Le di las gracias y colgué. Volví a la vía muerta. El oficial y el maquinista del tren me esperaban. Los invité a desayunar. Café y salchichas y huevos fritos y pan caliente. Comieron como cerdos. Yo no. Yo tenía la cabeza en otra parte. Me dijeron que tenía que desocupar el tren, que sus órdenes eran regresar al sur de Europa esa misma noche. Los miré a la cara y dije que eso haría. El oficial dijo que podía contar con él y con su escolta para vaciar los vagones a cambio de que los empleados de la estación le dieran luego una mano en la limpieza. Dije que estaba de acuerdo.

Procedimos. El olor que exhalaron los vagones al ser abiertos hizo fruncir la nariz hasta a la mujer encargada de los lavabos de la estación. En el viaje murieron ocho judíos. El oficial hizo formar a los sobrevivientes. No tenían buen aspecto. Ordené que los llevaran a una curtiduría abandonada. Dije a uno de mis empleados que se dirigiera a la panadería y que comprara todo el pan disponible para repartirlo entre los judíos. Que lo pongan a mi cuenta, dije, pero hágalo rápido. Luego me fui a la oficina a despachar otros asuntos urgentes. A mediodía me avisaron que el tren de Grecia se marchaba del pueblo. Desde la ventana de mi oficina veía jugar al fútbol a esos niños borrachos y por un instante me pareció que yo también había bebido en exceso.

Dediqué el resto de la mañana a buscarles un acomodo menos provisional a los judíos. Uno de mis secretarios me sugirió que los pusiera a trabajar. ¿En Alemania?, dije. Aquí, dijo él. No era una mala idea. Ordené que les dieran escobas a unos cincuenta judíos, divididos en brigadas de diez, y que barrieran mi pueblo fantasma. Luego volví a los asuntos principales: de varias fábricas del Reich me pedían, al menos, dos mil trabajadores, del Gobierno General también tenía misivas solicitándome mano de obra disponible. Hice varias llamadas telefónicas: dije que tenía quinientos judíos disponibles, pero ellos querían polacos o prisioneros de guerra italianos.

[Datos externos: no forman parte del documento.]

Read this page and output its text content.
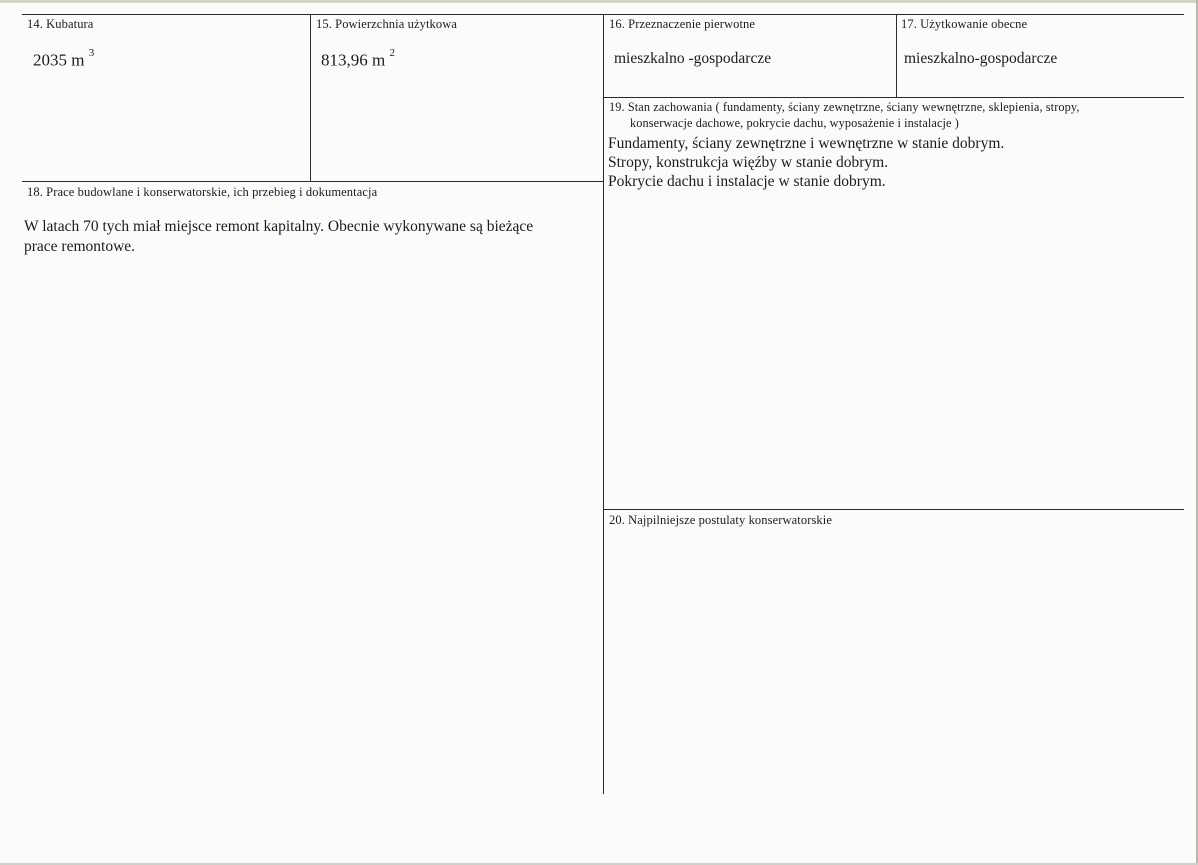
14. Kubatura
2035 m $^3$
15. Powierzchnia użytkowa
813,96 m $^2$
16. Przeznaczenie pierwotne
mieszkalno -gospodarcze
17. Użytkowanie obecne
mieszkalno-gospodarcze
19. Stan zachowania ( fundamenty, ściany zewnętrzne, ściany wewnętrzne, sklepienia, stropy,
konserwacje dachowe, pokrycie dachu, wyposażenie i instalacje )
Fundamenty, ściany zewnętrzne i wewnętrzne w stanie dobrym.
Stropy, konstrukcja więźby w stanie dobrym.
Pokrycie dachu i instalacje w stanie dobrym.
18. Prace budowlane i konserwatorskie, ich przebieg i dokumentacja
W latach 70 tych miał miejsce remont kapitalny. Obecnie wykonywane są bieżące
prace remontowe.
20. Najpilniejsze postulaty konserwatorskie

¿Prisioneros de guerra italianos? ¡En mi vida había visto un prisionero de guerra italiano! Y todos los hombres polacos disponibles ya los había mandado. Sólo me había quedado con lo estrictamente necesario. Así que volví a llamar a Chelmno y les pregunté otra vez si les interesaban o no mis judíos griegos.

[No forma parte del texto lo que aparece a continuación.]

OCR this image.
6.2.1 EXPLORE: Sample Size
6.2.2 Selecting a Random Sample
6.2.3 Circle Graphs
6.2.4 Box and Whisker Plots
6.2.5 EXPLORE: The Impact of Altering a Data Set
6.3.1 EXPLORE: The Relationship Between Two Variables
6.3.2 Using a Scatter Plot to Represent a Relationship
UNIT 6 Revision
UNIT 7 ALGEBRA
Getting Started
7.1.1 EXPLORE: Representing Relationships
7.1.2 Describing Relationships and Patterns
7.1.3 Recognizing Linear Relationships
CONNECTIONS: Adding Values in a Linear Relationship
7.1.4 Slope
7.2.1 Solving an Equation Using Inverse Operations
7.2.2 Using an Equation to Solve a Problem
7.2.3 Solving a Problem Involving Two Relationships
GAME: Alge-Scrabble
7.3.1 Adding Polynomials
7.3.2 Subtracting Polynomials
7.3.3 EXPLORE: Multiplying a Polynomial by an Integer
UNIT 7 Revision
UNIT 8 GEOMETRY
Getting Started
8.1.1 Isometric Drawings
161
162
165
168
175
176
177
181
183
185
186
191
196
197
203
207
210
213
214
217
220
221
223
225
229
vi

—Si se los enviaron a usted, por algo será —me contestó una voz metálica—. Hágase usted cargo de ellos.

—Pero yo no gestiono un campo de judíos —dije—, ni tengo la experiencia debida.

—Usted es el responsable de ellos —me contestó la voz—, si tiene alguna duda pregunte a quien se los haya enviado.

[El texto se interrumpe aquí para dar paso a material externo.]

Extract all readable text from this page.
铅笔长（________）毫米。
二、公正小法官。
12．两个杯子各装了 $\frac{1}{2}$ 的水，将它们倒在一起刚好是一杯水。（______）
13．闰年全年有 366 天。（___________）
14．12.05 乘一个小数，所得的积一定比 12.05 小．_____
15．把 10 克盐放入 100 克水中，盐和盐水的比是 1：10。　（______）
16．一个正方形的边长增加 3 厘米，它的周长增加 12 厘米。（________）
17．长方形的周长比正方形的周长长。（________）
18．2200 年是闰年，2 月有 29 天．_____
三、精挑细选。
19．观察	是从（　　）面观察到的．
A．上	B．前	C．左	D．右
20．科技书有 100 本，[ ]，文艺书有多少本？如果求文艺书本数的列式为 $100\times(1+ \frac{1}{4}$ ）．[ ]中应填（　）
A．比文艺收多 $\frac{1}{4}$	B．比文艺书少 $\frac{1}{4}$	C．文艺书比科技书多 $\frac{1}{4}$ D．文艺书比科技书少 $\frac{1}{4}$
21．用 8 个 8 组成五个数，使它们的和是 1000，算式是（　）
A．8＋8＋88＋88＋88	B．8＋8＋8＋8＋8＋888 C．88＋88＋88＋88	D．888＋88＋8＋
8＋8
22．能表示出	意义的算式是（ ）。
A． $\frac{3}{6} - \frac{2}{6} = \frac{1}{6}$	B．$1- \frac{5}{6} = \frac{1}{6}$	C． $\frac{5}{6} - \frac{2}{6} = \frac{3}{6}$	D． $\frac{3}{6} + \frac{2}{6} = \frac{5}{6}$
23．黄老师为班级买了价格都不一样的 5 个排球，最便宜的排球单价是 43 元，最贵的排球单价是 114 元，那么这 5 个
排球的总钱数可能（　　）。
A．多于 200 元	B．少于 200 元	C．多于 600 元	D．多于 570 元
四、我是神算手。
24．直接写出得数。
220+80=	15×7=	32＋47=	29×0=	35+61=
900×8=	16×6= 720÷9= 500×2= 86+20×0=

—Muy señor mío —respondí—, quien me los ha enviado está, supongo, en Grecia.

—Pues pregunte a Asuntos Griegos, en Berlín —dijo la voz.

Sabia respuesta. Le di las gracias y colgué. Durante unos segundos estuve pensando en la conveniencia o no de llamar a Berlín. En la calle, de pronto, apareció una brigada de barrenderos judíos. Los niños borrachos dejaron de jugar al fútbol y se subieron a la acera, desde donde los miraron como si se tratara de animales. Los judíos, al principio, miraban el suelo y barrían a conciencia, vigilados por un policía del pueblo, pero luego uno de ellos levantó la cabeza, no era más que un adolescente, y miró a los niños y a la pelota que permanecía quieta bajo la bota de uno de esos pillastres. Durante unos segundos pensé que se pondrían a jugar. Barrenderos contra borrachines. Pero el policía hacía bien su trabajo y al cabo de un rato la brigada de judíos había desaparecido y los niños volvieron a ocupar la calle con su remedo de fútbol.